Tuesday, 17 July 2012

The art of the sporting cliche

Cliches abound in sport. If anyone disagrees with that statement, then they clearly aren't snatching defeat from the jaws of victory enough during the business end of the season. Or being forced to dig deep enough during the relegation dogfight.

A classic sporting cliche is all too often trotted out when a squad is unveiled for a match or tour. "There is a nice blend of youth and experience," bleat the pundits. Zzzzzz.

But here's a blend that I think is working at the moment, at least in Bath Rugby's case: traditional one-for- all-and-all-for-one bonding methods and bang-up-to-date training techniques.

I rattled on last week about how Gary Gold and his team are using scientific methods to monitor each player's performance at training. In today's pages, Matt Banahan gives that regime his seal of approval, even though it involves a camcorder being pointed at him should he so much as breathe in the gym.

"We need to make sure we know the difference between fiction and reality," Toby Booth said to me earlier this week when I asked him about the painstaking measurements that are taking place. "Everybody knows where they are, rather than it being reputation and myth."

That's the science.
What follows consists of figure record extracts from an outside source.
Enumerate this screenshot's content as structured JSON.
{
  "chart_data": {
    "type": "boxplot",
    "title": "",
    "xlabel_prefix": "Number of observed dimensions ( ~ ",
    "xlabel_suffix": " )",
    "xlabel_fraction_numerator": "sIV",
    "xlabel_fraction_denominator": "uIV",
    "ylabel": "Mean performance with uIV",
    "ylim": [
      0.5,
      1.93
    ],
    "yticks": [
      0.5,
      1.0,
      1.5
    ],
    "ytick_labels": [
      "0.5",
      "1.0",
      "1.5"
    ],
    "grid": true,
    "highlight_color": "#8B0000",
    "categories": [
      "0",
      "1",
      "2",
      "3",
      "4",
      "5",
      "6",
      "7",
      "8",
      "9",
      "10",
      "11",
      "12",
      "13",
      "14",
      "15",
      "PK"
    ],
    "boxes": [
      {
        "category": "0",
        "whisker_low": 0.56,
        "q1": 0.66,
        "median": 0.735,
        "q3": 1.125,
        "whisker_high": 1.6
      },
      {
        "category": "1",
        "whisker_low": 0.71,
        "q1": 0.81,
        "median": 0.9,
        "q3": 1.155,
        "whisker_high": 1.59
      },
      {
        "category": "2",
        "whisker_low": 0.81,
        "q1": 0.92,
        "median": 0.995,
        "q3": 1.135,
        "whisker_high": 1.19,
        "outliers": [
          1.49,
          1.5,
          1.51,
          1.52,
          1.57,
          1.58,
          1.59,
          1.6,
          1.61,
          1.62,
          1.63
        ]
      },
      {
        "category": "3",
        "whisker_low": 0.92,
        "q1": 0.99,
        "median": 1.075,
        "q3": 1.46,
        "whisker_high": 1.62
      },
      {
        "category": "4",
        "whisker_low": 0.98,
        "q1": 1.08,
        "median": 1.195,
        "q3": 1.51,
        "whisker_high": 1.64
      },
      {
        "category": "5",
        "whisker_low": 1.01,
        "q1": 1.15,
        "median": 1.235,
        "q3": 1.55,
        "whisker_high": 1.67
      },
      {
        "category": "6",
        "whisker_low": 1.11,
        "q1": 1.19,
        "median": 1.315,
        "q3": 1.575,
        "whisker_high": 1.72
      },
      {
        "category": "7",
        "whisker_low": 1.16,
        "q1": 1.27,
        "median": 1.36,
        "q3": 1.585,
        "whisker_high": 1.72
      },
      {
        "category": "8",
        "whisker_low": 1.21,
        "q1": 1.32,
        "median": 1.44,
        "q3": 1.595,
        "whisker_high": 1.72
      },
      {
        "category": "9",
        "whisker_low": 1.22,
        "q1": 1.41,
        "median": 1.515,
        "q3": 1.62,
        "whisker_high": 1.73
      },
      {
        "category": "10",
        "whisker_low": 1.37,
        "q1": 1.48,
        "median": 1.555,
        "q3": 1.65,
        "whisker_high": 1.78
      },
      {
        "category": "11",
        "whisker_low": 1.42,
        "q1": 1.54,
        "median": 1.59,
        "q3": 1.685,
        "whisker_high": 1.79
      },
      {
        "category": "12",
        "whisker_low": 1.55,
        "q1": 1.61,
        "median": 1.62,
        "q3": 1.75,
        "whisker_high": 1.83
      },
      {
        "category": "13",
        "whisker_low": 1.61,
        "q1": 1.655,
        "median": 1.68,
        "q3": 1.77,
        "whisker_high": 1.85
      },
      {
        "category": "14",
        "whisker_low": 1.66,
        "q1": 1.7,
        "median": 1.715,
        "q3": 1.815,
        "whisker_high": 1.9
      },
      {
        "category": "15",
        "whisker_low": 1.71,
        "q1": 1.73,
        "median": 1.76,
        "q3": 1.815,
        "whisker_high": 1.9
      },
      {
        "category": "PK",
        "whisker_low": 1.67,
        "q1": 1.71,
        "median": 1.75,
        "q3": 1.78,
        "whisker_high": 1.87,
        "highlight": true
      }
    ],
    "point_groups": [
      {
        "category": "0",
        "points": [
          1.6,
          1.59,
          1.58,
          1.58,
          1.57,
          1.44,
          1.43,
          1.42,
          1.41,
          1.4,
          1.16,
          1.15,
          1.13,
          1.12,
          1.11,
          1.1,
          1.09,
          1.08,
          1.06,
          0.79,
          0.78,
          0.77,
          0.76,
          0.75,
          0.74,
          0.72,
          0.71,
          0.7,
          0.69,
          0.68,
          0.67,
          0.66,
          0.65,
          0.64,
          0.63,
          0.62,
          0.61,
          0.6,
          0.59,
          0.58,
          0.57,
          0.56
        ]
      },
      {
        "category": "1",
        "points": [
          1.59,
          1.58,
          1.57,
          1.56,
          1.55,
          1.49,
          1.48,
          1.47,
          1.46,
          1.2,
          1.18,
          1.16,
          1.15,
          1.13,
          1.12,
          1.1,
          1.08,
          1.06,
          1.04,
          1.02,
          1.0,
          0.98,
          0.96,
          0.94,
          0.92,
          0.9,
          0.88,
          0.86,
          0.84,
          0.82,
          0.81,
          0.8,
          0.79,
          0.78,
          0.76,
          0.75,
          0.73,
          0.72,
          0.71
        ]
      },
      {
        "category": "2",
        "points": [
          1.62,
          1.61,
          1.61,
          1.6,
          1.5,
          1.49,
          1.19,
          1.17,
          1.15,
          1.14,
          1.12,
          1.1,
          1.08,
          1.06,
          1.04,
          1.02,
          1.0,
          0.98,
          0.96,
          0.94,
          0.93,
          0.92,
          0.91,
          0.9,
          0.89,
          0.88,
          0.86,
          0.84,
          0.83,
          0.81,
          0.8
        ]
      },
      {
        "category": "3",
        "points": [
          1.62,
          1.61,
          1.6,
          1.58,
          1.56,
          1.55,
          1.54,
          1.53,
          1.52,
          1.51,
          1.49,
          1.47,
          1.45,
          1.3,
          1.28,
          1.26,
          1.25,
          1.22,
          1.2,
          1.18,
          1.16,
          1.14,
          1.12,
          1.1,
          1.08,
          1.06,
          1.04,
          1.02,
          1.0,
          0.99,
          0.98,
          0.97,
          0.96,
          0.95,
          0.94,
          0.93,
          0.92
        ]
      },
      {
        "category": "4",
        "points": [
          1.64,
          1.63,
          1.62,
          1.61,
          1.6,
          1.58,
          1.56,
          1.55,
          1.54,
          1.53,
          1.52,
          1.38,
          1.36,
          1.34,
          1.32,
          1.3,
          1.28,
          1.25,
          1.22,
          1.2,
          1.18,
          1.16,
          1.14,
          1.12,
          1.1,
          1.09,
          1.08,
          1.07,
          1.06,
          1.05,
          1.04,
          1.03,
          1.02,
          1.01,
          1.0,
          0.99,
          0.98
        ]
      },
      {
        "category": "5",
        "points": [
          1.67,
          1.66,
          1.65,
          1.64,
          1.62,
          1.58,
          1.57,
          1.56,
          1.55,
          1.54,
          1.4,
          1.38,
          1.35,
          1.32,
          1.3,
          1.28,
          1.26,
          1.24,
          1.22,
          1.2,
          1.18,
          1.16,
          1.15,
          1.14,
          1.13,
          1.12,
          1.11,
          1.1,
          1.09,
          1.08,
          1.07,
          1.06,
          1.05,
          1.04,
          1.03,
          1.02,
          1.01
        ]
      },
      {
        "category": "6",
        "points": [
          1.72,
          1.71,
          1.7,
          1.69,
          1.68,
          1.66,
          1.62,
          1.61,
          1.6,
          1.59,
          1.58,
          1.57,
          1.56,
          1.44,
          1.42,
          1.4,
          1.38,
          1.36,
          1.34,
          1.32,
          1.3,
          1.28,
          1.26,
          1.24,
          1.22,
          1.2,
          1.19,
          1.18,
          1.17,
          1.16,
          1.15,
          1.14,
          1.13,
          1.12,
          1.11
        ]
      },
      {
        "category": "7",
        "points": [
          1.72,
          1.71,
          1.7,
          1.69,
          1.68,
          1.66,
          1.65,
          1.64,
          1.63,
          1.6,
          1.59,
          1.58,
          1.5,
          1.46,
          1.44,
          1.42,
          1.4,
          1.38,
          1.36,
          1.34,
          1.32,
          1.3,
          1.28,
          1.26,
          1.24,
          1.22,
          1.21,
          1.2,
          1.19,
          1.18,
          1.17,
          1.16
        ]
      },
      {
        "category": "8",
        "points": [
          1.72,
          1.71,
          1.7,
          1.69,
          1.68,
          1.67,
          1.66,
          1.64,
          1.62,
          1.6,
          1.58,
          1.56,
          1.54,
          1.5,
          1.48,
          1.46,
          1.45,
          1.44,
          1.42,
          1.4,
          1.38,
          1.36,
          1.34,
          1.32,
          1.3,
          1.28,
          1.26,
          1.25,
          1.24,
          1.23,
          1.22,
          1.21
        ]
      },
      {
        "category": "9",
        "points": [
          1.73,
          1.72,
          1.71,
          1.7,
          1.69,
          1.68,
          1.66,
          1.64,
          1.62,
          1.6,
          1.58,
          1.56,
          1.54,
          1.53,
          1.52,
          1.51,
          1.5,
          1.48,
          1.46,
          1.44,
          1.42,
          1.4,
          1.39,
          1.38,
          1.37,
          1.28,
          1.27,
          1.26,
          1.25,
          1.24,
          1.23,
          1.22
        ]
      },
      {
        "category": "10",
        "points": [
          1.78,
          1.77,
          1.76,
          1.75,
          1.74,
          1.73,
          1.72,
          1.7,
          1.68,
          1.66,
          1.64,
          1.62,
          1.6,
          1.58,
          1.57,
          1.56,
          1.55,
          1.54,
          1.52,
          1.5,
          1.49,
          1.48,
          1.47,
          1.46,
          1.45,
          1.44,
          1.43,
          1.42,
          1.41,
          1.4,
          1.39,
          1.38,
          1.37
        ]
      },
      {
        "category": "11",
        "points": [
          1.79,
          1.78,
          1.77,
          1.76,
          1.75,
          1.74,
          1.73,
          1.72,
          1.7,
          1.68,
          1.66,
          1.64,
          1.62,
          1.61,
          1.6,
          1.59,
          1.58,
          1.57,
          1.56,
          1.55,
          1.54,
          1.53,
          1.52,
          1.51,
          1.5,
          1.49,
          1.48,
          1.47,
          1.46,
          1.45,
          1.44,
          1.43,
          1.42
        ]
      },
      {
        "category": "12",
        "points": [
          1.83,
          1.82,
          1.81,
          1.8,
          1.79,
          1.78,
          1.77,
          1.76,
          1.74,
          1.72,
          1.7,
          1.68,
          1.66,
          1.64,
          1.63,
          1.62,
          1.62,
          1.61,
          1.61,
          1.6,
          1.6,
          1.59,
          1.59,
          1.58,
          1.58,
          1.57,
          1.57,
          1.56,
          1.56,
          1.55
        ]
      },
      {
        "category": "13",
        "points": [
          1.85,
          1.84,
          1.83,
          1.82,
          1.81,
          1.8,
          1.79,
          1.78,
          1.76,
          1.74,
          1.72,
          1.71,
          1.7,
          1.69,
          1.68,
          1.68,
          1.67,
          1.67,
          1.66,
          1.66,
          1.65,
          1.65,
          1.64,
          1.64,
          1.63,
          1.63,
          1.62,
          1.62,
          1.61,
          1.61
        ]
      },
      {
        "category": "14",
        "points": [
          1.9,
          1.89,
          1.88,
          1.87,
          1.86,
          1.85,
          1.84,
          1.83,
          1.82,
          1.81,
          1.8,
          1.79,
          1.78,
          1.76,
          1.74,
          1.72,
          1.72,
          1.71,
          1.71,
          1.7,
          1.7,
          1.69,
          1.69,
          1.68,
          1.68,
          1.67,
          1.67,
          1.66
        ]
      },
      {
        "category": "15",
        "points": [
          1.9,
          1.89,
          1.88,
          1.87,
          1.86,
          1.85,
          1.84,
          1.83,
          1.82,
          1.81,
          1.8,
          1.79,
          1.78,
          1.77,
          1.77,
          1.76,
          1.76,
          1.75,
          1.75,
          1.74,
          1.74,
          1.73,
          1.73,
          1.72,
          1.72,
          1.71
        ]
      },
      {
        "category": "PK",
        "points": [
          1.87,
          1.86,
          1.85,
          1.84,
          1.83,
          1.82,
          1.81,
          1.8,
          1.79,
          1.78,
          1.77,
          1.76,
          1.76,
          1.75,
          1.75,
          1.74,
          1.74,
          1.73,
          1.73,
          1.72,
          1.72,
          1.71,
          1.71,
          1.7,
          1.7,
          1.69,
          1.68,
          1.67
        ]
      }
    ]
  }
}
But what about the old school bonding tricks?

On Sunday, the Bath squad were driven to an Army camp in Wales. Since then, the players' mobile phone use has been severely restricted and they've been involved in traditional team-building exercises as well as some frank discussions.

Yesterday they were constructing rafts, lugging cannons around and abseiling off cliffs. Best of all, they were made to attempt some archery while on the cusp of exhaustion.

In the weeks leading up to his departure from Bath, Sir Ian McGeechan kept insisting that the culture at Bath was good and that the foundations were laid for a strong future.

But it seems to me that Gold and his team have set about achieving a wholesale overhaul of the club's ethos. And on the basis of last season's performance, you could argue that that's no bad thing.

A recurring theme from the new coaches is that it's a clean slate and that a line's been drawn in the sand.
Perhaps those cliches have something going for them after all.